I made this and it was the most tastiest dessert I’ve ever made!! Everyone who got to taste it before it was gone thought the same thing! Amazing.
Thank you Emma, glad to hear that you liked it 🙂
what gelatin did you use? brand?
i used Knox!
this was SO GOOD. everyone loved it. I love this website
Can I use chocolate crumb crust
Simple and easy recipe to follow. It looks and taste delicious! I will definitely make again. תודה רבה!
The white chocolate mix and the cream cheese mix are combined together?
For mango cheese cake without baking I have two questions?
1) please elaborate what is the quantity of whipped cream. It’s before whipped or after wipping?
2 ) what is the quantity of white chocolate? It it before melting or after melting?
Also please guide how can we decorate the cake? Thanks
How long do I leave in freezer.
For one hour, until it’s slightly set. In this time you can prepare the topping.
For mango cheese cake without baking I have two questions? 1) please elaborate what is the quantity of whipped cream. It’s before whipped or after wipping? 2 ) what is the quantity of white chocolate? It it before melting or after melting? Also please guide how can we decorate the cake? Thanks
I wanted to make a smaller cake so I used half of these ingredients is that ok? Bcz now i have left the cheesecake in the freezer overnight but it still has not set 🙁
Hi. Can this be made without heavy cream? Or is there a substitute for heavy cream?
I made this recipe and my family loved it, they think it’s the best cheesecake they’ve ever had. I was 200g short of mango for the filling and ended up substituting it for 200g of banana..which has me wondering, could I use this recipe to make other fruit cheesecakes?
Hi, I would like to know if we can replace the mango by the orange instead ?
And How much would it be for the quantity of orange and orange juice in it ?
Thanks have a great week end !
Can I make this without the white chocolate? Thank you
Great recipe.Will be making it next week.Also love the backing music.Who is it ?
Whats the minimum time we need to put it in the fridgem im making in moning will it be okay for night time
hi! followed the recipe (tho admittedly there were faults like i failed in melting white choco the 1st time, so had to go out mid-cooking, buy a new batch, and melt) and the filling became runny. is it ok to add gelatin to the mix? also, would it be better to put on heat? thanks 😀
This sounds delicious as mango is my favorite fruit these days. What is the conversion for ingredients which are listed in grams? I have never worked with gelatin powder and want to make sure the amount is correct as I noted that some of the comments posted indicated they had issues with the gelatin. It would be helpful to know the quantity in terms of ounces or cups or is it in packets and if so, how many packets? Thank you.

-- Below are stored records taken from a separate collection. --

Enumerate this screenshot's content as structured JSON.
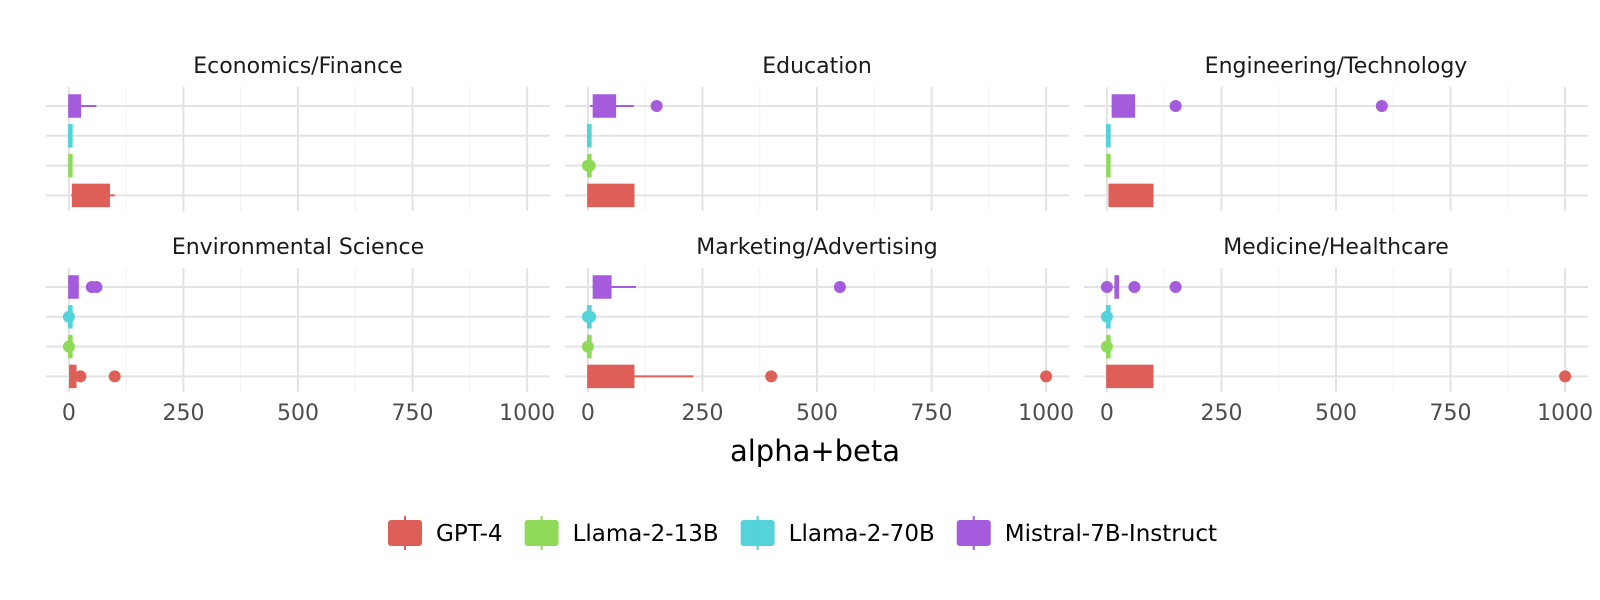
{
  "chart_data": {
    "type": "boxplot",
    "xlabel": "alpha+beta",
    "xlim": [
      -50,
      1050
    ],
    "xticks": [
      0,
      250,
      500,
      750,
      1000
    ],
    "xtick_labels": [
      "0",
      "250",
      "500",
      "750",
      "1000"
    ],
    "legend_position": "bottom",
    "series": [
      {
        "name": "GPT-4",
        "color": "#dd5f57"
      },
      {
        "name": "Llama-2-13B",
        "color": "#8fdb59"
      },
      {
        "name": "Llama-2-70B",
        "color": "#55d3da"
      },
      {
        "name": "Mistral-7B-Instruct",
        "color": "#a45bdc"
      }
    ],
    "facets": [
      {
        "title": "Economics/Finance",
        "boxes": [
          {
            "series": "GPT-4",
            "whisker_low": 5,
            "q1": 8,
            "median": 50,
            "q3": 88,
            "whisker_high": 100,
            "outliers": []
          },
          {
            "series": "Llama-2-13B",
            "whisker_low": 0,
            "q1": 0,
            "median": 2,
            "q3": 4,
            "whisker_high": 5,
            "outliers": []
          },
          {
            "series": "Llama-2-70B",
            "whisker_low": 0,
            "q1": 0,
            "median": 0,
            "q3": 2,
            "whisker_high": 4,
            "outliers": []
          },
          {
            "series": "Mistral-7B-Instruct",
            "whisker_low": 0,
            "q1": 0,
            "median": 10,
            "q3": 25,
            "whisker_high": 60,
            "outliers": []
          }
        ]
      },
      {
        "title": "Education",
        "boxes": [
          {
            "series": "GPT-4",
            "whisker_low": 0,
            "q1": 0,
            "median": 50,
            "q3": 100,
            "whisker_high": 100,
            "outliers": []
          },
          {
            "series": "Llama-2-13B",
            "whisker_low": 0,
            "q1": 0,
            "median": 0,
            "q3": 2,
            "whisker_high": 4,
            "outliers": [
              0,
              4
            ]
          },
          {
            "series": "Llama-2-70B",
            "whisker_low": 0,
            "q1": 0,
            "median": 0,
            "q3": 2,
            "whisker_high": 4,
            "outliers": []
          },
          {
            "series": "Mistral-7B-Instruct",
            "whisker_low": 5,
            "q1": 12,
            "median": 40,
            "q3": 60,
            "whisker_high": 100,
            "outliers": [
              150
            ]
          }
        ]
      },
      {
        "title": "Engineering/Technology",
        "boxes": [
          {
            "series": "GPT-4",
            "whisker_low": 5,
            "q1": 5,
            "median": 50,
            "q3": 100,
            "whisker_high": 100,
            "outliers": []
          },
          {
            "series": "Llama-2-13B",
            "whisker_low": 0,
            "q1": 0,
            "median": 2,
            "q3": 4,
            "whisker_high": 5,
            "outliers": []
          },
          {
            "series": "Llama-2-70B",
            "whisker_low": 0,
            "q1": 0,
            "median": 0,
            "q3": 2,
            "whisker_high": 4,
            "outliers": []
          },
          {
            "series": "Mistral-7B-Instruct",
            "whisker_low": 10,
            "q1": 12,
            "median": 30,
            "q3": 60,
            "whisker_high": 60,
            "outliers": [
              150,
              600
            ]
          }
        ]
      },
      {
        "title": "Environmental Science",
        "boxes": [
          {
            "series": "GPT-4",
            "whisker_low": 2,
            "q1": 2,
            "median": 6,
            "q3": 15,
            "whisker_high": 15,
            "outliers": [
              25,
              100
            ]
          },
          {
            "series": "Llama-2-13B",
            "whisker_low": 0,
            "q1": 0,
            "median": 0,
            "q3": 2,
            "whisker_high": 4,
            "outliers": [
              0
            ]
          },
          {
            "series": "Llama-2-70B",
            "whisker_low": 0,
            "q1": 0,
            "median": 0,
            "q3": 2,
            "whisker_high": 4,
            "outliers": [
              0
            ]
          },
          {
            "series": "Mistral-7B-Instruct",
            "whisker_low": 0,
            "q1": 0,
            "median": 5,
            "q3": 20,
            "whisker_high": 20,
            "outliers": [
              50,
              60
            ]
          }
        ]
      },
      {
        "title": "Marketing/Advertising",
        "boxes": [
          {
            "series": "GPT-4",
            "whisker_low": 0,
            "q1": 0,
            "median": 50,
            "q3": 100,
            "whisker_high": 230,
            "outliers": [
              400,
              1000
            ]
          },
          {
            "series": "Llama-2-13B",
            "whisker_low": 0,
            "q1": 0,
            "median": 0,
            "q3": 2,
            "whisker_high": 4,
            "outliers": [
              0
            ]
          },
          {
            "series": "Llama-2-70B",
            "whisker_low": 0,
            "q1": 0,
            "median": 0,
            "q3": 2,
            "whisker_high": 4,
            "outliers": [
              0,
              5
            ]
          },
          {
            "series": "Mistral-7B-Instruct",
            "whisker_low": 10,
            "q1": 12,
            "median": 30,
            "q3": 50,
            "whisker_high": 105,
            "outliers": [
              550
            ]
          }
        ]
      },
      {
        "title": "Medicine/Healthcare",
        "boxes": [
          {
            "series": "GPT-4",
            "whisker_low": 0,
            "q1": 0,
            "median": 50,
            "q3": 100,
            "whisker_high": 100,
            "outliers": [
              1000
            ]
          },
          {
            "series": "Llama-2-13B",
            "whisker_low": 0,
            "q1": 0,
            "median": 0,
            "q3": 2,
            "whisker_high": 4,
            "outliers": [
              0
            ]
          },
          {
            "series": "Llama-2-70B",
            "whisker_low": 0,
            "q1": 0,
            "median": 0,
            "q3": 2,
            "whisker_high": 4,
            "outliers": [
              0
            ]
          },
          {
            "series": "Mistral-7B-Instruct",
            "whisker_low": 15,
            "q1": 18,
            "median": 22,
            "q3": 25,
            "whisker_high": 25,
            "outliers": [
              0,
              60,
              150
            ]
          }
        ]
      }
    ]
  }
}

This is fantastic, thank you so much. I have made it twice. I use gelatine leaves, it does take a whole pack. Last time I made it I had too much jelly to fit in the tin so I put what was left ina shallow tray and used little flower cutters and put them on top, looked great.
Can I also add, I used a tin of mango pulp, it was exactly the right amount between the cheesecake and the jelly top, I hate waste, so this made me very happy
i will be trying, this sounds so good.
i will be trying, this sounds so good.